Of the 1444 genetically distinct populations, a total of 1054 populations had data for analysis with a mean MNA value of 6.15 (SD =2.7) across 25 genera. Comparatively, there were 1032 populations with H O data, having a mean value of 0.62 (SD = 0.13) across 25 genera; however, two genera were unique to each of the H O and MNA subsets.

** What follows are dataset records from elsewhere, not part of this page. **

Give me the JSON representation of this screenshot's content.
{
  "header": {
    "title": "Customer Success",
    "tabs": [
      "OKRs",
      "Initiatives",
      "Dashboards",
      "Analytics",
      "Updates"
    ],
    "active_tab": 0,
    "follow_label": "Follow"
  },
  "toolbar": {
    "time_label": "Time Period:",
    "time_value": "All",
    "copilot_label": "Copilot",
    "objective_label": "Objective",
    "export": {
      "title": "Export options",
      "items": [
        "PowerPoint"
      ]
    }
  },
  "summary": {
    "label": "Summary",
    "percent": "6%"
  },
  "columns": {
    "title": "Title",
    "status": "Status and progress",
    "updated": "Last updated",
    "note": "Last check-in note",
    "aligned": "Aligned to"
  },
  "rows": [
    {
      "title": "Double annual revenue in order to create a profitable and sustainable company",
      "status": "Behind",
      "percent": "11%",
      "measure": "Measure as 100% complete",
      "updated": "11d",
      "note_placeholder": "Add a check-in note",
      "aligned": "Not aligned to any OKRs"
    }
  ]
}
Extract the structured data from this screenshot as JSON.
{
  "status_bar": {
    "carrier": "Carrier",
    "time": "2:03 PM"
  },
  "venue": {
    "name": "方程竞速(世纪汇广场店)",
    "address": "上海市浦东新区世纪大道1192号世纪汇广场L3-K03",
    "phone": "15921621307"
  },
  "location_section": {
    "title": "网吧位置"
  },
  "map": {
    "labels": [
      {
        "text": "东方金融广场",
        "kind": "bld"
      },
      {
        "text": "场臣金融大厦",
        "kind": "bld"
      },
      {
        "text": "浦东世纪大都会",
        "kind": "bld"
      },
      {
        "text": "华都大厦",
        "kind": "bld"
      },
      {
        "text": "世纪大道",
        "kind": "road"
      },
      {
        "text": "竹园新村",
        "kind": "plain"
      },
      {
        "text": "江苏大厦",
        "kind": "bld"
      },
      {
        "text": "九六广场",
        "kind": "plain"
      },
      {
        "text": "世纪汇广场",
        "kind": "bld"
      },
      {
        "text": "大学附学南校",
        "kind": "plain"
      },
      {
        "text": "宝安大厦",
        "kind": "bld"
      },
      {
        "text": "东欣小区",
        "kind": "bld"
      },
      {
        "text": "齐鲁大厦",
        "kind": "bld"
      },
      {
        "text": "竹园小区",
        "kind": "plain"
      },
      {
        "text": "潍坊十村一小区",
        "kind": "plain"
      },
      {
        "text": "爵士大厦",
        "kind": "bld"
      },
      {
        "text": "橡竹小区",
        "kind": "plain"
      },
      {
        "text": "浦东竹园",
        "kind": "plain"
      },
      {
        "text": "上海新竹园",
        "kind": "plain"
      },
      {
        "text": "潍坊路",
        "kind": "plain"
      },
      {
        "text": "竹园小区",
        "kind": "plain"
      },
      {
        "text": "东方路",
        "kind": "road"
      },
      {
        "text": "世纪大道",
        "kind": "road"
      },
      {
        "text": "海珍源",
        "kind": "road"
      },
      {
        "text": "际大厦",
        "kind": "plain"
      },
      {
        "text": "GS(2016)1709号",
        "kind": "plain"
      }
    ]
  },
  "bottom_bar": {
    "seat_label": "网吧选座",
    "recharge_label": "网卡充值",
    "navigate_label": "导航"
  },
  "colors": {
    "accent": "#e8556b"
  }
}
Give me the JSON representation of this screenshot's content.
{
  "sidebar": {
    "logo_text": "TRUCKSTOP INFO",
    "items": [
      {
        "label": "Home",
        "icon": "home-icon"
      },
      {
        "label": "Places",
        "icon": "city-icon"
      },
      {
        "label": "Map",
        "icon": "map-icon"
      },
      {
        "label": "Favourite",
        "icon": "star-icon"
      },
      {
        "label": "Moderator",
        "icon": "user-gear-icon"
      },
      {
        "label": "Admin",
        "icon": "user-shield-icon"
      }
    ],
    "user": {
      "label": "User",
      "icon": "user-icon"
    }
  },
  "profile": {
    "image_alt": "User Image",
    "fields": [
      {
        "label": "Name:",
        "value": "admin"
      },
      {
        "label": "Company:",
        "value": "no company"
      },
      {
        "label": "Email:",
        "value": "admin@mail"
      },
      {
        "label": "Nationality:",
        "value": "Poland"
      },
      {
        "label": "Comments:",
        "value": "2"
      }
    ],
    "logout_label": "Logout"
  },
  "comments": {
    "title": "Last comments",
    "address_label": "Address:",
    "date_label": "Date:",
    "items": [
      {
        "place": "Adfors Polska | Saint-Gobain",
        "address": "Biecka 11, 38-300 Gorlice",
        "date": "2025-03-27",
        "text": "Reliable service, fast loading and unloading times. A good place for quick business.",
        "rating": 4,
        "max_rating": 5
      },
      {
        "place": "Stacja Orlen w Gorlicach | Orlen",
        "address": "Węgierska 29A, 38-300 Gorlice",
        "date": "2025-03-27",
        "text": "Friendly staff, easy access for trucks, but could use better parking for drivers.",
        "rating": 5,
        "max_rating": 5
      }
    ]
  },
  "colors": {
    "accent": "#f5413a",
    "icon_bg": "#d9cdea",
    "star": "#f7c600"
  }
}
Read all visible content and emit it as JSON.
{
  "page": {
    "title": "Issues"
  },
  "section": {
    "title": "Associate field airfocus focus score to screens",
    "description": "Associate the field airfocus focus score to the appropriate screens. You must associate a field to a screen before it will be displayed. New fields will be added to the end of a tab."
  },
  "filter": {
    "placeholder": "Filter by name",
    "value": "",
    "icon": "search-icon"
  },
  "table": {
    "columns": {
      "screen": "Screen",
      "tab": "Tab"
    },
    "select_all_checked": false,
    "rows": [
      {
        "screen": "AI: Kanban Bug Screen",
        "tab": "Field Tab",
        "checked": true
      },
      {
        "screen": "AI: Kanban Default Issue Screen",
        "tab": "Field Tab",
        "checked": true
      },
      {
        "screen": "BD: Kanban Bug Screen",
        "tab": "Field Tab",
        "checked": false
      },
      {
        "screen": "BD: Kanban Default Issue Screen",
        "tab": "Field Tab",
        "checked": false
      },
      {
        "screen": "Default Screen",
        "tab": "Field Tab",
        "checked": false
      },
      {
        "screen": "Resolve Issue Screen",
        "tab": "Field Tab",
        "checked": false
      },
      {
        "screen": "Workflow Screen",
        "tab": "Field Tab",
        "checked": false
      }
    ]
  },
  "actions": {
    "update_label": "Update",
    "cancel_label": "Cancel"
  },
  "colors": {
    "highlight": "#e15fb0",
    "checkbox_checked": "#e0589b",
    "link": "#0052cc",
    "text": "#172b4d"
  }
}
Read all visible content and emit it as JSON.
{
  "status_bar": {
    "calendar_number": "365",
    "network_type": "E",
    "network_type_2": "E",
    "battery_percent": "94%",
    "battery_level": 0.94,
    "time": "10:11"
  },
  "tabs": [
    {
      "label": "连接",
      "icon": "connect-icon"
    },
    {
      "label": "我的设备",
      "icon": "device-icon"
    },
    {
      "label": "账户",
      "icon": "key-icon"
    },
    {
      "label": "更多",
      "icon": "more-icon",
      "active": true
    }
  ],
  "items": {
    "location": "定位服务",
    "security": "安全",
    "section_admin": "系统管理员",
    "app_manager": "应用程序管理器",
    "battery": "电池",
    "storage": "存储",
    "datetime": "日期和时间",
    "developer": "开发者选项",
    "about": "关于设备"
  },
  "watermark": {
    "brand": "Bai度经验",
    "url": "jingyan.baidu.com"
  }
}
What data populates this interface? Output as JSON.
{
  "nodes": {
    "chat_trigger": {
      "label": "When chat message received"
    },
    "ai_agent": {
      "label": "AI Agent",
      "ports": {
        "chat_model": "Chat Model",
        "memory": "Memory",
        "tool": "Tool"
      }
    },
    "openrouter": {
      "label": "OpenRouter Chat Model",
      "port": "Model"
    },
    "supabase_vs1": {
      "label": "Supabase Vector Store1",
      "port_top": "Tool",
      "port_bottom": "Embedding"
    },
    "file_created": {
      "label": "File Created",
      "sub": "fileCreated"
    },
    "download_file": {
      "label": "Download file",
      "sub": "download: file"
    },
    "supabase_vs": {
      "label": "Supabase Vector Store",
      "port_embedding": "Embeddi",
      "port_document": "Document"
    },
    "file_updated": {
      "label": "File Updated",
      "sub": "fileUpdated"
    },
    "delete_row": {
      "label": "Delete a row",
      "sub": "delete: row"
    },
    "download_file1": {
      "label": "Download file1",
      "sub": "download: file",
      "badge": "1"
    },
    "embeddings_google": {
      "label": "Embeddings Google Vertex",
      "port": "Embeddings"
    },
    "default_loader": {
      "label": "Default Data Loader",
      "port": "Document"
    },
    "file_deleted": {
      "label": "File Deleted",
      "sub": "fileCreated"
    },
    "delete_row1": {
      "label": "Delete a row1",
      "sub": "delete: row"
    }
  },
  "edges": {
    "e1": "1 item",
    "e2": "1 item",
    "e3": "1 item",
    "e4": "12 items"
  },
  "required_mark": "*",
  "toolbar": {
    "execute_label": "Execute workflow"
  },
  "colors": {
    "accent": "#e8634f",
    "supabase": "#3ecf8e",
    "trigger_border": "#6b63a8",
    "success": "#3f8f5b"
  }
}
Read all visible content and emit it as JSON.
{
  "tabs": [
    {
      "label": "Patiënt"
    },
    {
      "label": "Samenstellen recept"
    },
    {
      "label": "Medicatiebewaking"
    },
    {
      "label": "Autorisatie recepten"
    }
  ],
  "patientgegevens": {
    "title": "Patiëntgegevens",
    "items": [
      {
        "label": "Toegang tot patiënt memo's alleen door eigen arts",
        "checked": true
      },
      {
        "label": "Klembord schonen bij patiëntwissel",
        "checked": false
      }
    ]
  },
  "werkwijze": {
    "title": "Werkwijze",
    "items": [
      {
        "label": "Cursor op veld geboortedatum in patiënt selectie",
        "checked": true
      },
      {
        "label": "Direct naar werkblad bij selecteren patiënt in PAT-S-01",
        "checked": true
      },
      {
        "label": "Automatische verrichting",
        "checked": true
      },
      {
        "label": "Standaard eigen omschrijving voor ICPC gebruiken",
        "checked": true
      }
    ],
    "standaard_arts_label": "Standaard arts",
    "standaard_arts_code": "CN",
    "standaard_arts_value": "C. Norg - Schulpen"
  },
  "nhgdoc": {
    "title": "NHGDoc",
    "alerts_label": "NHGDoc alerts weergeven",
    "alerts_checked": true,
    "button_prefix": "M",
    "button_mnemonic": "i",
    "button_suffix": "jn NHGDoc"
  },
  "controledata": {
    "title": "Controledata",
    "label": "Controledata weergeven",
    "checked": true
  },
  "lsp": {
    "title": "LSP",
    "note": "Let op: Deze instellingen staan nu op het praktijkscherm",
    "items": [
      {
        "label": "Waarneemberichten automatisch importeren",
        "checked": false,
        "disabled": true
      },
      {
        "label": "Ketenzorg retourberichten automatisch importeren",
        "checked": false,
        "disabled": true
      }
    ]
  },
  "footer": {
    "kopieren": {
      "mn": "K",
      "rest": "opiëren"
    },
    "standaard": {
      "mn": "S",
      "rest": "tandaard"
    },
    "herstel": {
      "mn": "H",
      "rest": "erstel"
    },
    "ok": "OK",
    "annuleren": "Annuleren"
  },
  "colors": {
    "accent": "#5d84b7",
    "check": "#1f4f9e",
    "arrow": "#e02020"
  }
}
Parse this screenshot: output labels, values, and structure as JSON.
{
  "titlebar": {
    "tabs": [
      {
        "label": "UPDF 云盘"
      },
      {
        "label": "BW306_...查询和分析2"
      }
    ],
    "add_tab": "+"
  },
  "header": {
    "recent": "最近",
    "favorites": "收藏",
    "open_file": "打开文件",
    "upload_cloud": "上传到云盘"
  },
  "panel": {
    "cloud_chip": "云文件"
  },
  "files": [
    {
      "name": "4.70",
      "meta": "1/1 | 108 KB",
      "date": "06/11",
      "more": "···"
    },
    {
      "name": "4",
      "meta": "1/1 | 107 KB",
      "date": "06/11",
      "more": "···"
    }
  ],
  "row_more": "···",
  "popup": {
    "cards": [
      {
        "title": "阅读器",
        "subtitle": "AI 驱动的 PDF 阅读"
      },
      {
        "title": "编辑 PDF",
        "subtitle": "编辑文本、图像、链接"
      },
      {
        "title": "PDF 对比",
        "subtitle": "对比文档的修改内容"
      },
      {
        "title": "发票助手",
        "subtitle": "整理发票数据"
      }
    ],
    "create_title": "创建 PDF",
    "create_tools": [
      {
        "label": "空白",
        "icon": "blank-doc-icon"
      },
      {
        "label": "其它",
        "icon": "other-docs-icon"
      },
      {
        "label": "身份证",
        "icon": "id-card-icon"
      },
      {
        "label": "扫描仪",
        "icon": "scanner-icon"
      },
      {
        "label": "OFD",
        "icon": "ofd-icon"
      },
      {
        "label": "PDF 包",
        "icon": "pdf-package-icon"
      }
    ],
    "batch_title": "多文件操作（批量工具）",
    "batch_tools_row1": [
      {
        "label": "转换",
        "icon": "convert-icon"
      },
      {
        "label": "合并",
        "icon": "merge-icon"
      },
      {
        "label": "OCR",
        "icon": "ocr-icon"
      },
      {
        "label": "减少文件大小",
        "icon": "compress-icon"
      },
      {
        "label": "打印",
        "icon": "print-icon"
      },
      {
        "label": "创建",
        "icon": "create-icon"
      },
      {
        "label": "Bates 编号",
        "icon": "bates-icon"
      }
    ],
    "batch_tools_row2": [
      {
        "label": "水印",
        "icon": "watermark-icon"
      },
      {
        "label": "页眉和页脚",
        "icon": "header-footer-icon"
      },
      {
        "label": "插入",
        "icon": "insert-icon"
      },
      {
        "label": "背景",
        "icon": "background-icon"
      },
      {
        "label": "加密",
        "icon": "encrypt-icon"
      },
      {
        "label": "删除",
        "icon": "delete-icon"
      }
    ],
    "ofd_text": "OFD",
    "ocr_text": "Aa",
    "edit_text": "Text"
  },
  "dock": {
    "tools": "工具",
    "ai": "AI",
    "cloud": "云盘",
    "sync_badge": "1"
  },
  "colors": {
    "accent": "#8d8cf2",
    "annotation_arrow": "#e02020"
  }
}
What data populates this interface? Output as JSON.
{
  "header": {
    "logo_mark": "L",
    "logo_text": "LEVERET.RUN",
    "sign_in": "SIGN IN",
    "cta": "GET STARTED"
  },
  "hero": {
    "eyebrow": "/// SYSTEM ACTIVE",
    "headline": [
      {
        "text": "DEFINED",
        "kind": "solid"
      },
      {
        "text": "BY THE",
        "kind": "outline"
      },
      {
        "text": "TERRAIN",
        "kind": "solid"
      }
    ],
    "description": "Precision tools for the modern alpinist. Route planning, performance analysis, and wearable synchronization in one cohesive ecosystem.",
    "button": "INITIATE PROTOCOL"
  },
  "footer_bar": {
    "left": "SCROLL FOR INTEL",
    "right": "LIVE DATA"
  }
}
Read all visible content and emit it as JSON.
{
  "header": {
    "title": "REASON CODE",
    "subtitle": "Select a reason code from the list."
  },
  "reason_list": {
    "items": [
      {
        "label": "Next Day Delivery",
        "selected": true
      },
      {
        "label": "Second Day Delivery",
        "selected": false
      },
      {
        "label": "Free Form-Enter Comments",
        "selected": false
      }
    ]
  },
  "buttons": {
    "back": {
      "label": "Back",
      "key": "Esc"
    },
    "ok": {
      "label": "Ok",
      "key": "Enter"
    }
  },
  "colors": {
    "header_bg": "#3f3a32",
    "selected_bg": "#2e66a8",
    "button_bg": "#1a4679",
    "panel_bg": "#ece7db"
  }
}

Road impact and human density metrics

Within a 250 km radius, mammal populations in this study experienced total road densities ranging from 0 to 0.242 km/km2, with a mean of 0.057 (SD = 0.055). Road density for highways, primary, and secondary roads was, respectively, 1.8 times, 3.9 times, and 8.8 times higher than small local roads. Vehicular traffic based on AADT from the Highway Performance Monitoring System indicated that highways, primary roads, and secondary roads have, respectively, 15.3, 3.75, and 1.37 times as much vehicular traffic as local roads. Based on these ratios, mammalian populations experienced road impact values ranging from 0 to 0.772 traffic*km /km2, with a mean of 0.204 (SD = 0.18). Comparatively, human density experienced by mammalian populations was more variable and ranged from 0 to 168.7 persons/km2, with a mean of 16.15 (SD = 24.40). We identified a total of 269 dbMEMs for MNA and 275 dbMEMs for H O that modeled positive spatial autocorrelation in the spatial structure of mammalian populations from a continental scale to a local geographic level. Forward variable selection retained three dbMEMs for both MNA and H O as significant predictors of spatial structure for analysis in subsequent GLMMs. For both metrics of genetic diversity, the first dbMEM explained a large proportion of variation in spatial structure at a broad continental scale, likely due to the unequal distribution of genetic studies of mammalian populations, or large geographical features, such as mountain ranges (Figure 1b).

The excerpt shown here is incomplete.